I stopped trusting the prose on the docs page and started reading the actual 4xx response body. The message was unambiguous: amount is required for payments. So for the transaction type I was using, amount wasn't optional at all — it was effectively required. The "optional for a full refund" line in the docs was half-true for some other case, but it didn't hold on the path I was taking.

This is a recurring pattern with payment APIs: the docs say a field is "optional," yet behind the scenes their validator rejects it when it's empty. The source of truth isn't a paragraph in the documentation — it's the 422 body the server sends back. Once I read that string literally, the root cause was obvious: I needed to send a concrete amount object, with its value and currency, not null.

The fix

The solution: always send amount explicitly as an { value, currency } object. To preserve the "full refund" idea, I made the wrapper smart — when the caller passes null, the wrapper defaults to the full booking/payment total. So from the caller's side a "full refund" stays terse, but what actually ships to the provider is always a real amount.value.

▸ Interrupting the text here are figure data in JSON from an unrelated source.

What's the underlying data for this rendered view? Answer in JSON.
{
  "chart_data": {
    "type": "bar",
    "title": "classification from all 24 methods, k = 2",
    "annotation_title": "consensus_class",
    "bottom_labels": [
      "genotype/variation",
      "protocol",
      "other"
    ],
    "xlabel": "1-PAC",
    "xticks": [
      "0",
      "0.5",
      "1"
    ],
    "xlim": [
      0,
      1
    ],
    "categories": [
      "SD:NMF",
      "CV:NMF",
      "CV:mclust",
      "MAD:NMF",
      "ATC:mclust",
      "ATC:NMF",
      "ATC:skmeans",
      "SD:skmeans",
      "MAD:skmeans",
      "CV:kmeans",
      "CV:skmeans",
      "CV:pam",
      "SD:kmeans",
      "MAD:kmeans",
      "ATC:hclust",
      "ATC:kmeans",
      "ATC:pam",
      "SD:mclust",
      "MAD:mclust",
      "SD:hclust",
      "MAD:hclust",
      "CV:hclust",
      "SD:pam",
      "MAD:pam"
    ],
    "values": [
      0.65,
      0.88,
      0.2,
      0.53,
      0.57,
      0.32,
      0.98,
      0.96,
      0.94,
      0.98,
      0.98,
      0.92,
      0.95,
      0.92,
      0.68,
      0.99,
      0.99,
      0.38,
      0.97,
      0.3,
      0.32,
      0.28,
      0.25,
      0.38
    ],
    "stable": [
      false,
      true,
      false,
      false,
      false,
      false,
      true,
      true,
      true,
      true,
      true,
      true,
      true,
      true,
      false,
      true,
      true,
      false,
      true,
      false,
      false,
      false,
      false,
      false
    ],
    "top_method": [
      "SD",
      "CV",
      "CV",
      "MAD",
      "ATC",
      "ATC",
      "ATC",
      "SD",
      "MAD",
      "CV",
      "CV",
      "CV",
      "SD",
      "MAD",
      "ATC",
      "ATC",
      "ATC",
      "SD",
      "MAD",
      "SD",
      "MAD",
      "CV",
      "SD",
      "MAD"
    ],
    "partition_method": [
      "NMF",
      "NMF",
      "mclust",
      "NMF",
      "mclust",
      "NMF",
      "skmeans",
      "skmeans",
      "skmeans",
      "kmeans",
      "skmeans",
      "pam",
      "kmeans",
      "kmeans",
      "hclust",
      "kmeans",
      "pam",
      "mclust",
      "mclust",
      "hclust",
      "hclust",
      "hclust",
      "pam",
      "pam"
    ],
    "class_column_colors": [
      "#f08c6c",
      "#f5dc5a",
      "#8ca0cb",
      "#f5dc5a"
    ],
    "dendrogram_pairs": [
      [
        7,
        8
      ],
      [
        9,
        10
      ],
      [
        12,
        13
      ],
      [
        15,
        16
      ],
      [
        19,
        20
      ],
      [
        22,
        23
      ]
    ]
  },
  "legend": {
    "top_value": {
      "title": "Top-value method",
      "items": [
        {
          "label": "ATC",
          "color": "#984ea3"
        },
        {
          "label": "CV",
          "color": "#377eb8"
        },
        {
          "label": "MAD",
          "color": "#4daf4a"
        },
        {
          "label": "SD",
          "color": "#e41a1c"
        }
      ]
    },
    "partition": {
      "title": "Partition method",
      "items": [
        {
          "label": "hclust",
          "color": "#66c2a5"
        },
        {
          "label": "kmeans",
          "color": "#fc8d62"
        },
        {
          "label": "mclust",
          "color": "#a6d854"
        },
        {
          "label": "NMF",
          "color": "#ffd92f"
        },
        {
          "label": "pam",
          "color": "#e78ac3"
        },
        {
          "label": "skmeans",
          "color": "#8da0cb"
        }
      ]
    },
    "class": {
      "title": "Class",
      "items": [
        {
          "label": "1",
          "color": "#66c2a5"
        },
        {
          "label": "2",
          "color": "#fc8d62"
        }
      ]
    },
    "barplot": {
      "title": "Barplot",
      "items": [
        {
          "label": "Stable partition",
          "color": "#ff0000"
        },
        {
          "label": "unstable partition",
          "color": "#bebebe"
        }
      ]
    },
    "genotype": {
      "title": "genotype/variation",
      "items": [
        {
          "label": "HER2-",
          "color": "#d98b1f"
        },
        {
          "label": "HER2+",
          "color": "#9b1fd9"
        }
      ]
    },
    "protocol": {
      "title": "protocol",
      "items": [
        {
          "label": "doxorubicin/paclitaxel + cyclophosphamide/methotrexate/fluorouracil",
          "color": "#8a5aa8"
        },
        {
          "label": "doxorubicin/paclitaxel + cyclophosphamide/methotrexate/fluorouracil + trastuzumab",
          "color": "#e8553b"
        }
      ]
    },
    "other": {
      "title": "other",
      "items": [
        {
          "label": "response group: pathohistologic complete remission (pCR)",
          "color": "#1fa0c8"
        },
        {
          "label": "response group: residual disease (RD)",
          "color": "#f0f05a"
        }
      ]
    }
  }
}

async function refundPayment(paymentId, { fullTotal, currency }, amount = null) {
  // The provider calls amount "optional," but its 422 says otherwise.
  // If the caller wants a full refund (null), send the full total explicitly.
  const refundAmount = amount ?? {
    value: fullTotal,   // e.g. "49.00" — decimal string, per the provider's format
    currency,           // e.g. "EUR"
  };
 
  const res = await fetch(`https://api.provider.test/v2/payments/${paymentId}/refunds`, {
    method: "POST",
    headers: {
      Authorization: `Bearer ${API_KEY}`,
      "Content-Type": "application/json",
    },
    body: JSON.stringify({ amount: refundAmount }),
  });
 
  if (!res.ok) {
    const body = await res.text();
    throw new Error(`Refund failed: ${res.status} ${body}`);
  }
  return res.json();
}

With amount.value always populated, the 422 vanished and full refunds went through cleanly.

But there was a second, separate problem. One time the refund call ran slow, and the UI hung — the button stuck on a spinner, and the admin had no idea whether the refund had gone through or not. I never want a slow network to hold the interface hostage. So I wrapped the request in a Promise.race against a timeout, and afterward I reconciled the booking state straight from the server:

function withTimeout(promise, ms) {
  const timeout = new Promise((_, reject) =>
    setTimeout(() => reject(new Error("timeout")), ms)
  );
  return Promise.race([promise, timeout]);
}
 
async function handleRefundClick(paymentId, booking) {
  try {
    await withTimeout(refundPayment(paymentId, booking, null), 8000);
  } catch (err) {
    // Slow or timed out isn't the same as failed — don't leave the spinner stuck.
  } finally {
    // Source of truth: ask the server what the booking state actually is.
    await reconcileBookingState(booking.id);
    setSpinner(false);
  }
}

Now, fast or slow, the UI never gets trapped. After the timeout I re-ask the server what the booking's real state is, and the UI follows that truth — instead of guessing from a response that might never arrive on time.

The takeaway

Two things I carry forward. First, payment API docs sometimes lie about "optional" fields. Don't trust the prose — read the actual 4xx response body, and send the field explicitly when the server demands it. The string amount is required for payments was more honest than any paragraph of documentation.

Second, treat every network call to a payment provider as fallible. Never assume it returns promptly. Wrap it in a timeout, and afterward reconcile state from the server as the source of truth. That way a slow network is only slightly slower — not a spinner stuck forever and an admin left guessing whether the client's money has actually been returned.